Secondly, Christmas in my family has historically always involved a lot of travel.  Pretty much all my family has always been at least 12 hours by car away, but rarely, if ever, has it been an option to simply stay in our own home and celebrate quietly.  

So there's the bustle of packing, and the stressing about presents for relatives I didn't know that well, and the inevitable forgetting of at least one important thing...  We'd pile into the car, my mother would zoom about doing last minute things while my father groused, and then we'd drive for upwards of 12 hours in a single day.  

When I was very little, it was more like 20 hours in the car, and my father would be very crabby by the end of it.  In his defense, I don't think anyone really likes driving 20 hours with two reluctant children in the back seat.  

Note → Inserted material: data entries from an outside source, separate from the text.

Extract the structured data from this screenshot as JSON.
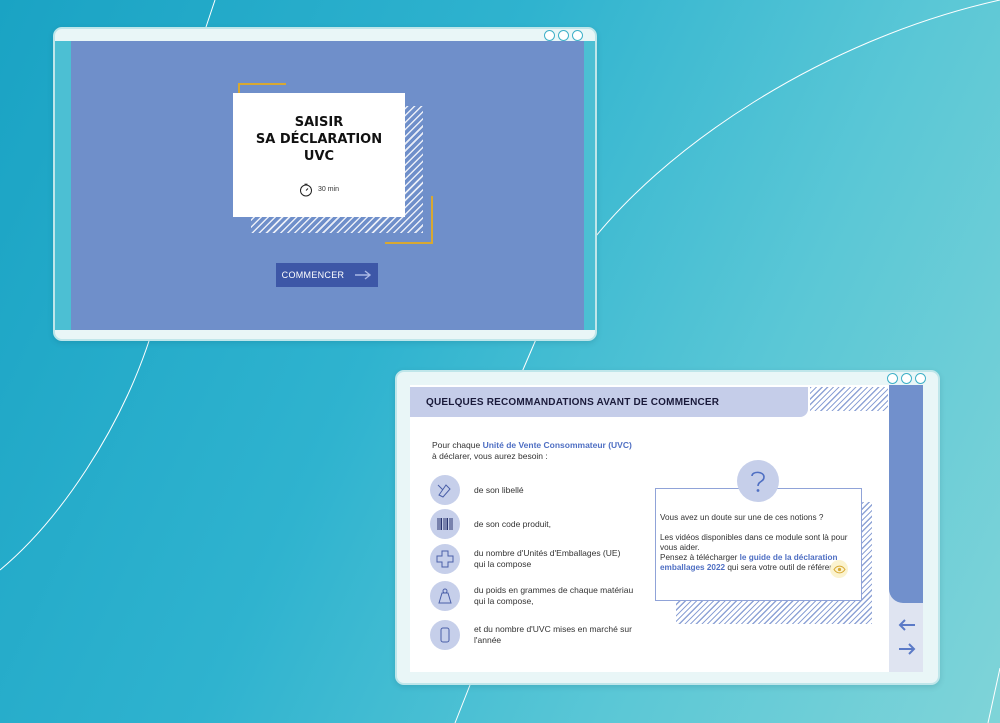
{
  "window1": {
    "title_lines": [
      "SAISIR",
      "SA DÉCLARATION",
      "UVC"
    ],
    "duration": "30 min",
    "start_label": "COMMENCER"
  },
  "window2": {
    "header": "QUELQUES RECOMMANDATIONS AVANT DE COMMENCER",
    "intro": {
      "pre": "Pour chaque ",
      "highlight": "Unité de Vente Consommateur (UVC)",
      "post": " à déclarer, vous aurez besoin :"
    },
    "items": [
      {
        "icon": "pen-tag-icon",
        "text": "de son libellé"
      },
      {
        "icon": "barcode-icon",
        "text": "de son code produit,"
      },
      {
        "icon": "boxes-icon",
        "text": "du nombre d'Unités d'Emballages (UE) qui la compose"
      },
      {
        "icon": "weight-icon",
        "text": "du poids en grammes de chaque matériau qui la compose,"
      },
      {
        "icon": "can-icon",
        "text": "et du nombre d'UVC mises en marché sur l'année"
      }
    ],
    "info": {
      "question": "Vous avez un doute sur une de ces notions ?",
      "videos": "Les vidéos disponibles dans ce module sont là pour vous aider.",
      "download_pre": "Pensez à télécharger ",
      "download_link": "le guide de la déclaration emballages 2022",
      "download_post": " qui sera votre outil de référence."
    }
  },
  "colors": {
    "slide_bg": "#6f8fca",
    "button": "#3d57a7",
    "accent_gold": "#d7a832",
    "highlight": "#4f6fc3"
  }
}
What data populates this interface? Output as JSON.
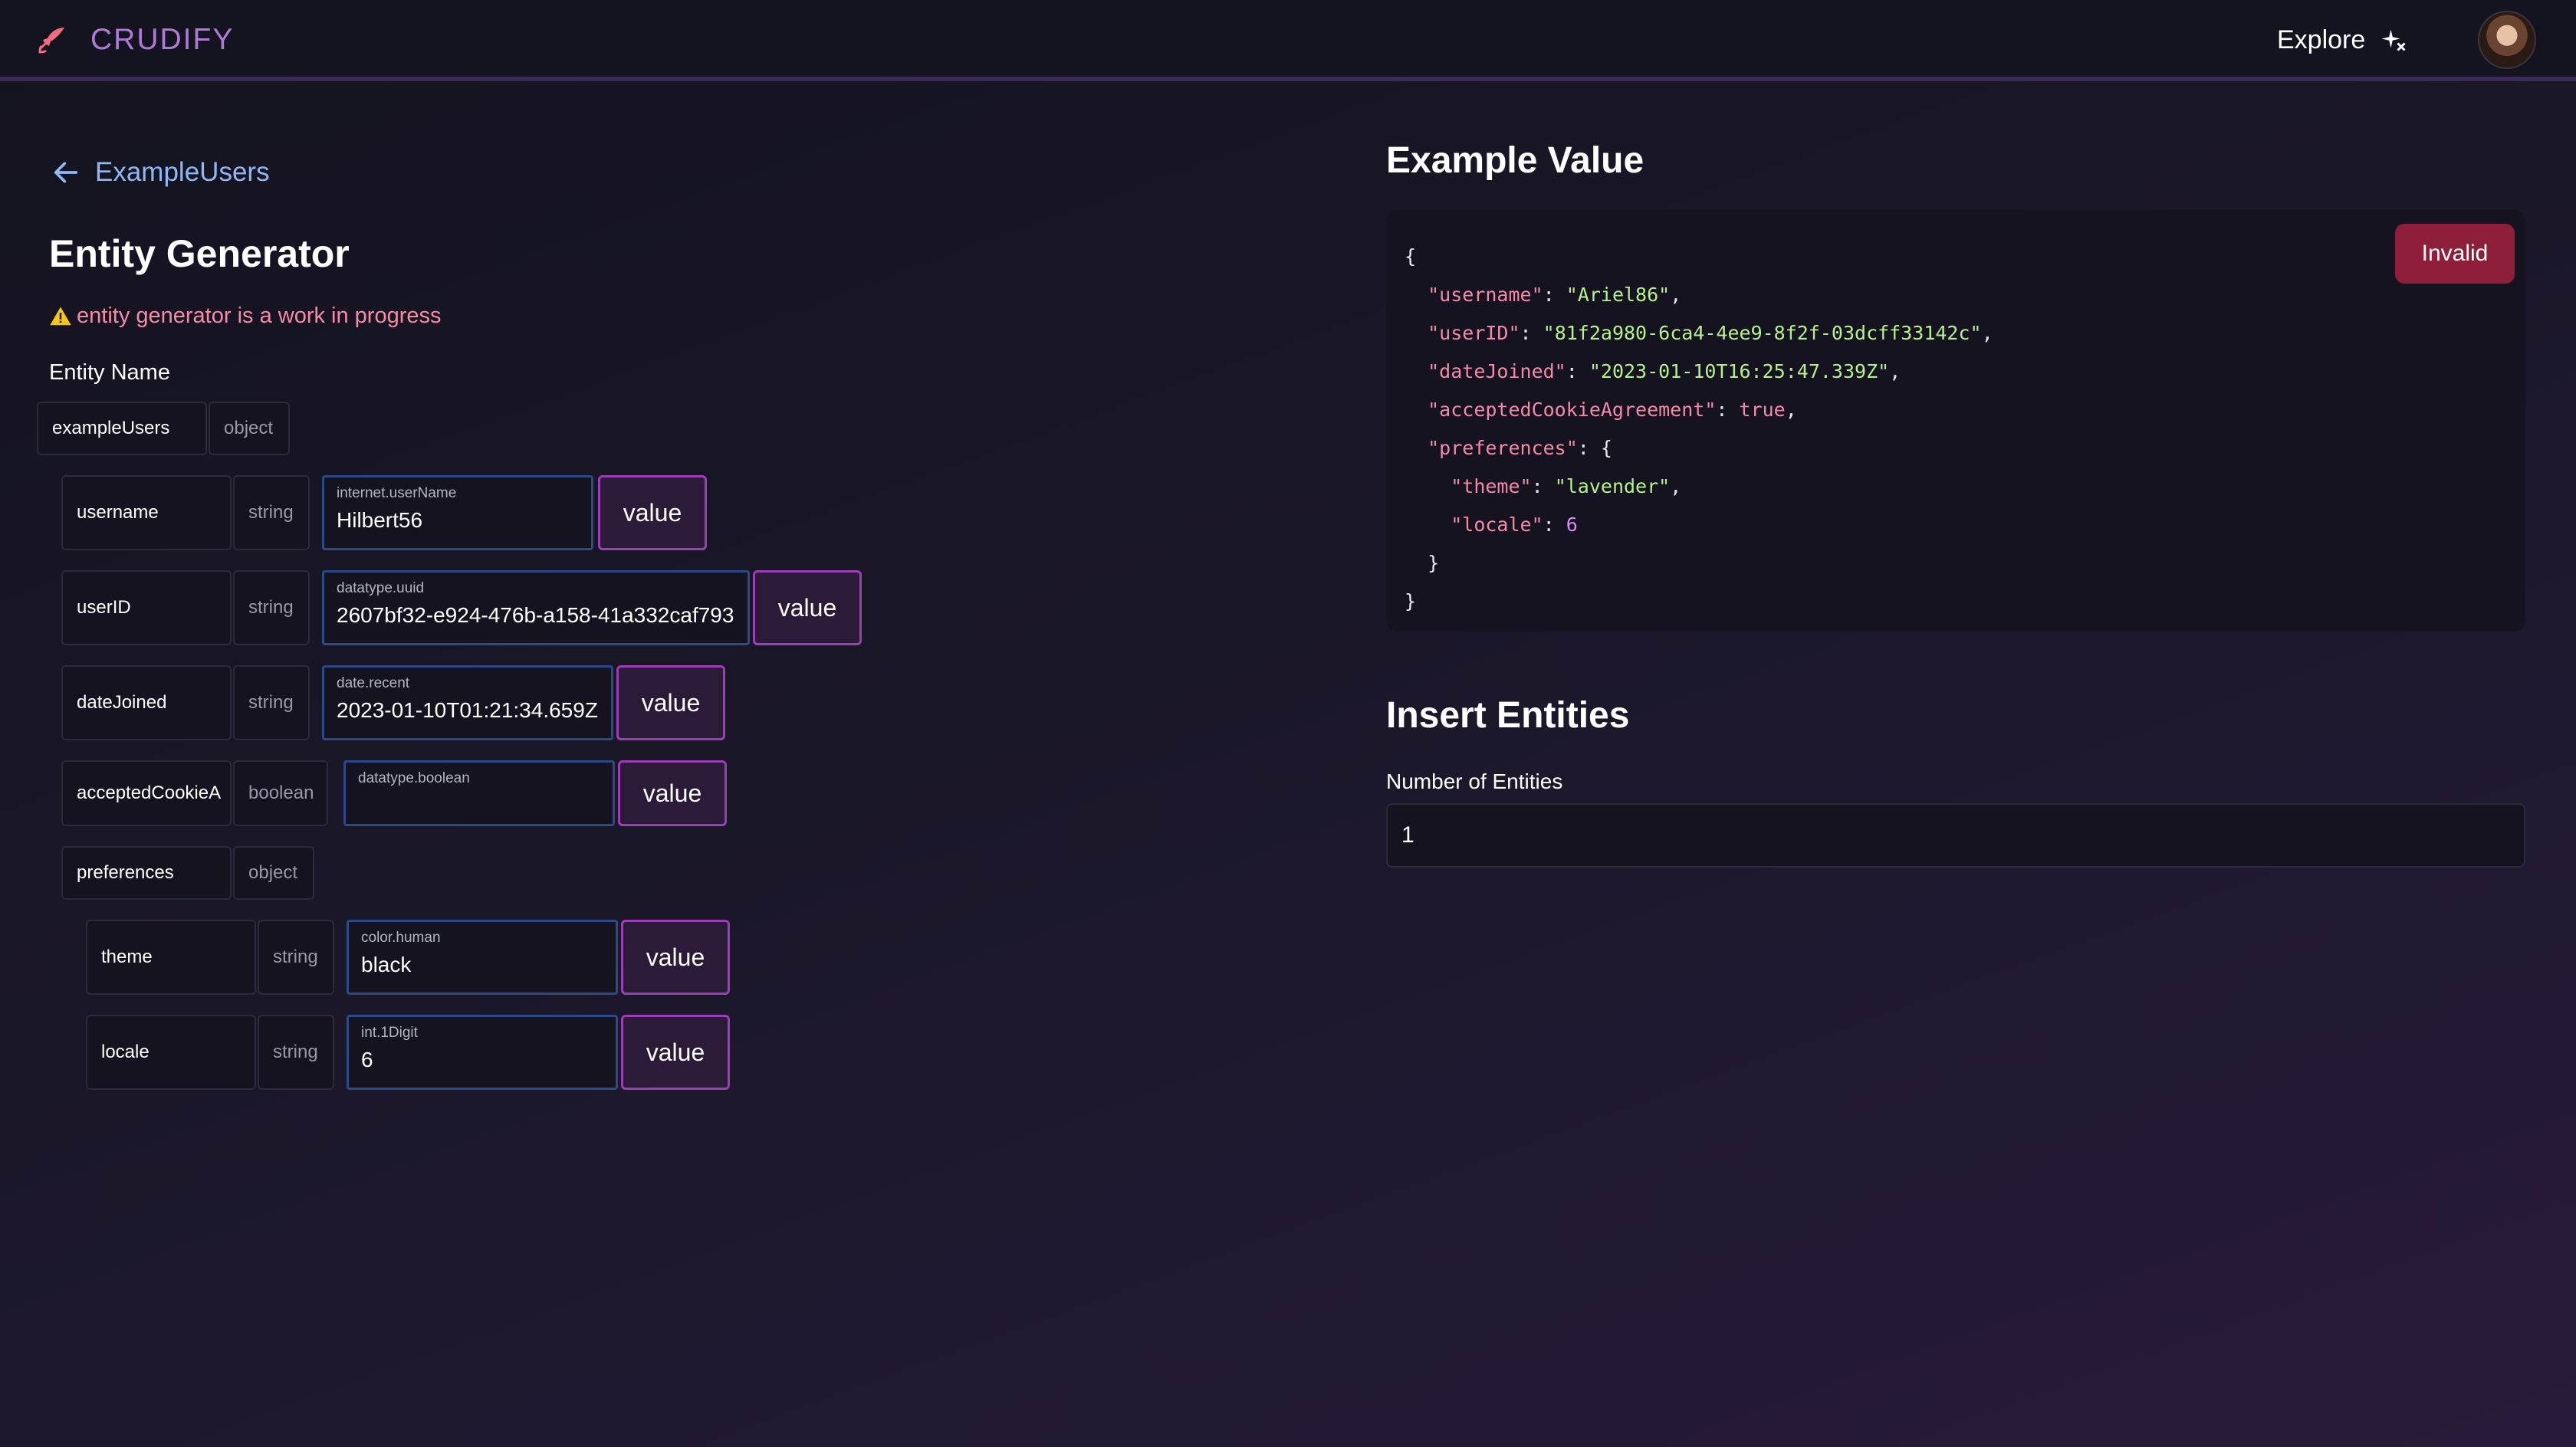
{
  "header": {
    "brand": "CRUDIFY",
    "explore_label": "Explore",
    "icons": {
      "brand": "rocket-icon",
      "explore": "sparkles-icon"
    },
    "accent_color": "#b079d6"
  },
  "nav": {
    "back_label": "ExampleUsers"
  },
  "generator": {
    "title": "Entity Generator",
    "warning": "entity generator is a work in progress",
    "entity_name_label": "Entity Name",
    "root": {
      "name": "exampleUsers",
      "type": "object"
    },
    "fields": [
      {
        "name": "username",
        "type": "string",
        "generator": "internet.userName",
        "value": "Hilbert56",
        "button": "value"
      },
      {
        "name": "userID",
        "type": "string",
        "generator": "datatype.uuid",
        "value": "2607bf32-e924-476b-a158-41a332caf793",
        "button": "value"
      },
      {
        "name": "dateJoined",
        "type": "string",
        "generator": "date.recent",
        "value": "2023-01-10T01:21:34.659Z",
        "button": "value"
      },
      {
        "name": "acceptedCookieA",
        "type": "boolean",
        "generator": "datatype.boolean",
        "value": "",
        "button": "value"
      }
    ],
    "nested": {
      "name": "preferences",
      "type": "object"
    },
    "nested_fields": [
      {
        "name": "theme",
        "type": "string",
        "generator": "color.human",
        "value": "black",
        "button": "value"
      },
      {
        "name": "locale",
        "type": "string",
        "generator": "int.1Digit",
        "value": "6",
        "button": "value"
      }
    ]
  },
  "example": {
    "title": "Example Value",
    "invalid_label": "Invalid",
    "code": {
      "open": "{",
      "username_key": "\"username\"",
      "username_val": "\"Ariel86\"",
      "userid_key": "\"userID\"",
      "userid_val": "\"81f2a980-6ca4-4ee9-8f2f-03dcff33142c\"",
      "date_key": "\"dateJoined\"",
      "date_val": "\"2023-01-10T16:25:47.339Z\"",
      "cookie_key": "\"acceptedCookieAgreement\"",
      "cookie_val": "true",
      "pref_key": "\"preferences\"",
      "theme_key": "\"theme\"",
      "theme_val": "\"lavender\"",
      "locale_key": "\"locale\"",
      "locale_val": "6",
      "inner_close": "}",
      "close": "}"
    }
  },
  "insert": {
    "title": "Insert Entities",
    "count_label": "Number of Entities",
    "count_value": "1"
  }
}
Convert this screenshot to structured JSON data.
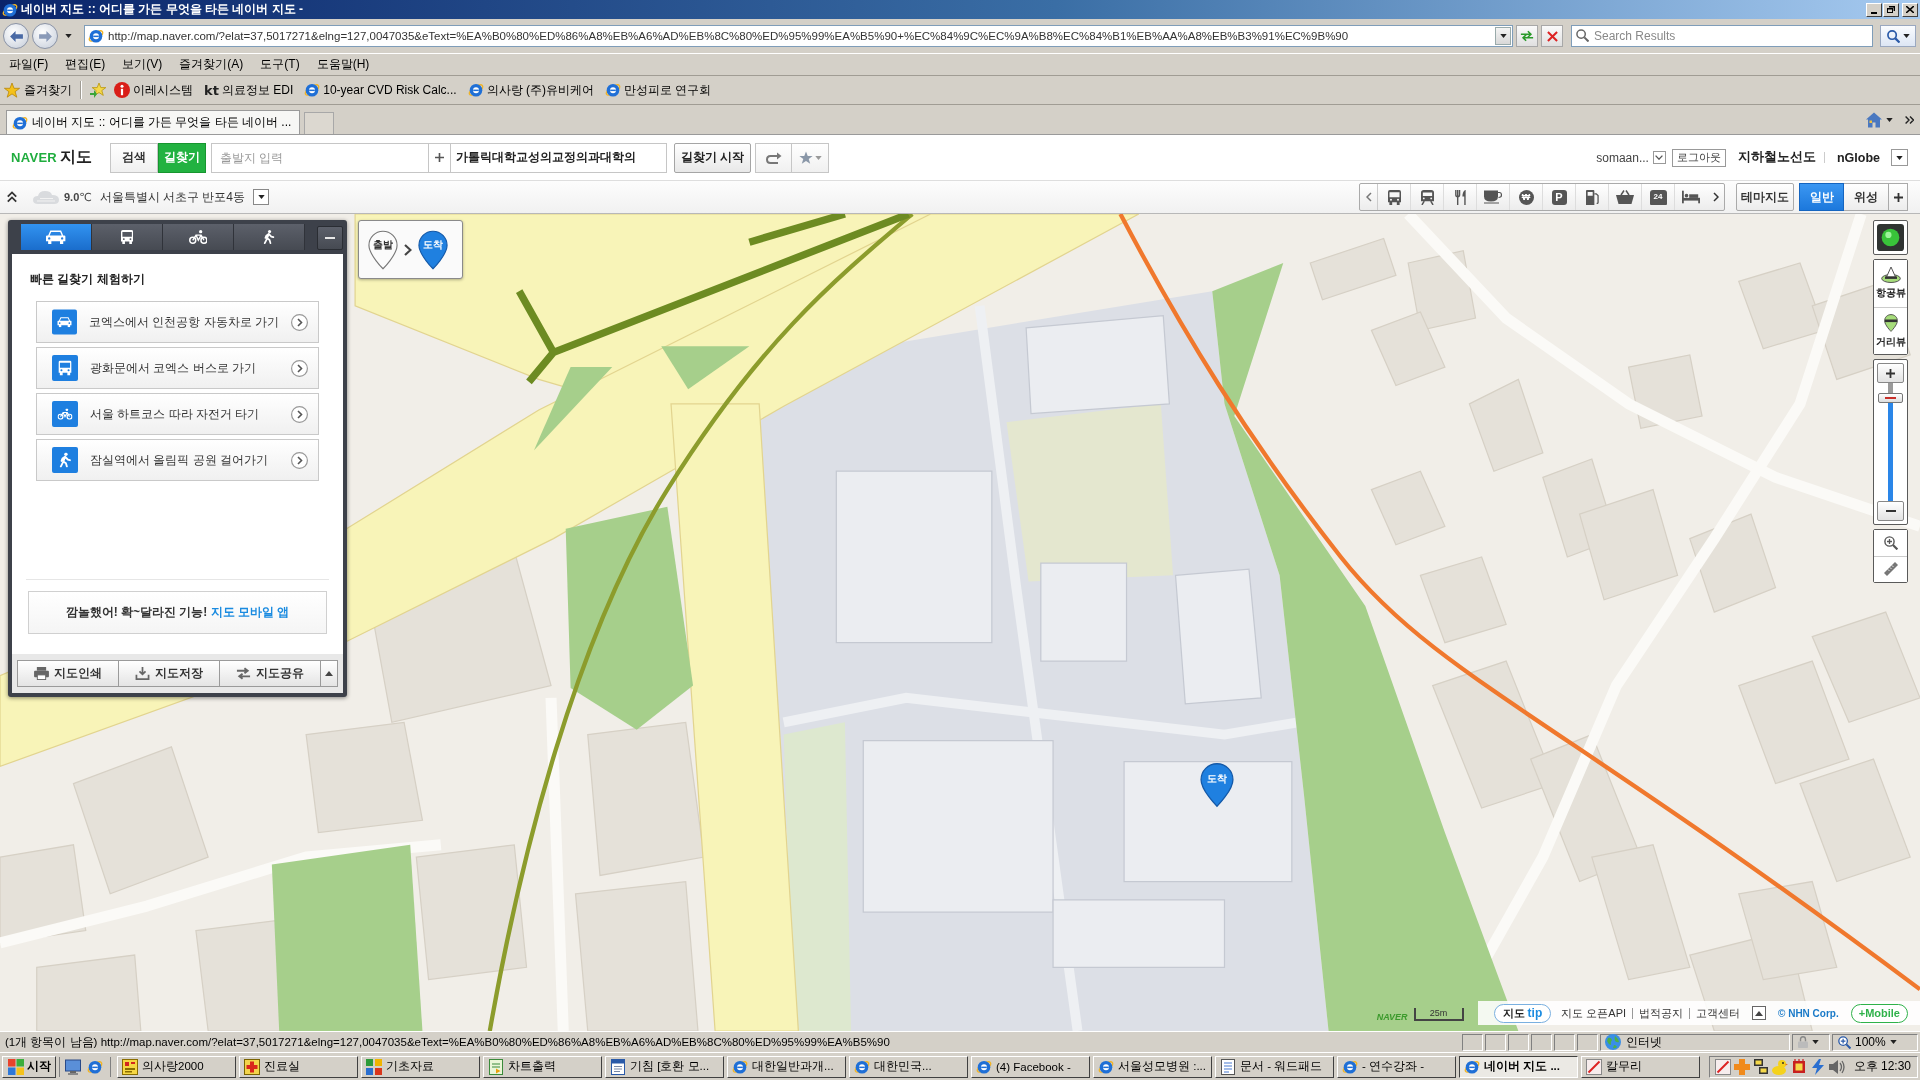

Strangers in a Strange Land

 

The culmination of all this travel was getting to distant family's houses.  Unfamiliar, often colder than I would have liked, far from the comforts and familiarity of my own home.  Normally when growing up, I'd have my nose in a book.  But my book selection was pretty limited, away from the bookshelves of home, so I had what I brought with me, and... that was it. 

Then, the place was full of people I was required to sit and be social with, but barely knew anything about, and if we're being honest, didn't overmuch know about me, either.  Autistic people often have a hard time with faces and I wasn't an exception.  Every year I made a wishlist, and generally speaking, anyone outside my family had no clue it was a thing, or ignored it entirely.  

I was required to sit at the dinner table and make conversation, despite being bad at it, not wanting to do it, and wishing I was anywhere else.  While I recognize this is a staple of modern society, I somehow don't think my sullen expression did any conversation any favors, ever.  

So in the end most Christmases involved me feeling alienated, incredibly uncomfortable, and set-upon.  

Well Aren't You A Bundle of Sunshine?


Yeah, I know.  But hey, good news.  Notice how a lot of this entry is phrased in the past tense?  That's because I stopped being quite so depressed around Christmas as of a couple years ago.  I presume some of my depression has abated and I've adjusted to having to entirely drop my comforts once a year for the sake of family I barely know.  I've also improved at table conversation, and presumably at being polite without being sullen.

I still love my family, even the ones I don't see very often, as I did when I was little. I'm just better at expressing it in terms they understand now. 

1 comment:

  1. This is very relatable how families pressure other family members to behave "normally", as constructed by false images of how a family should function.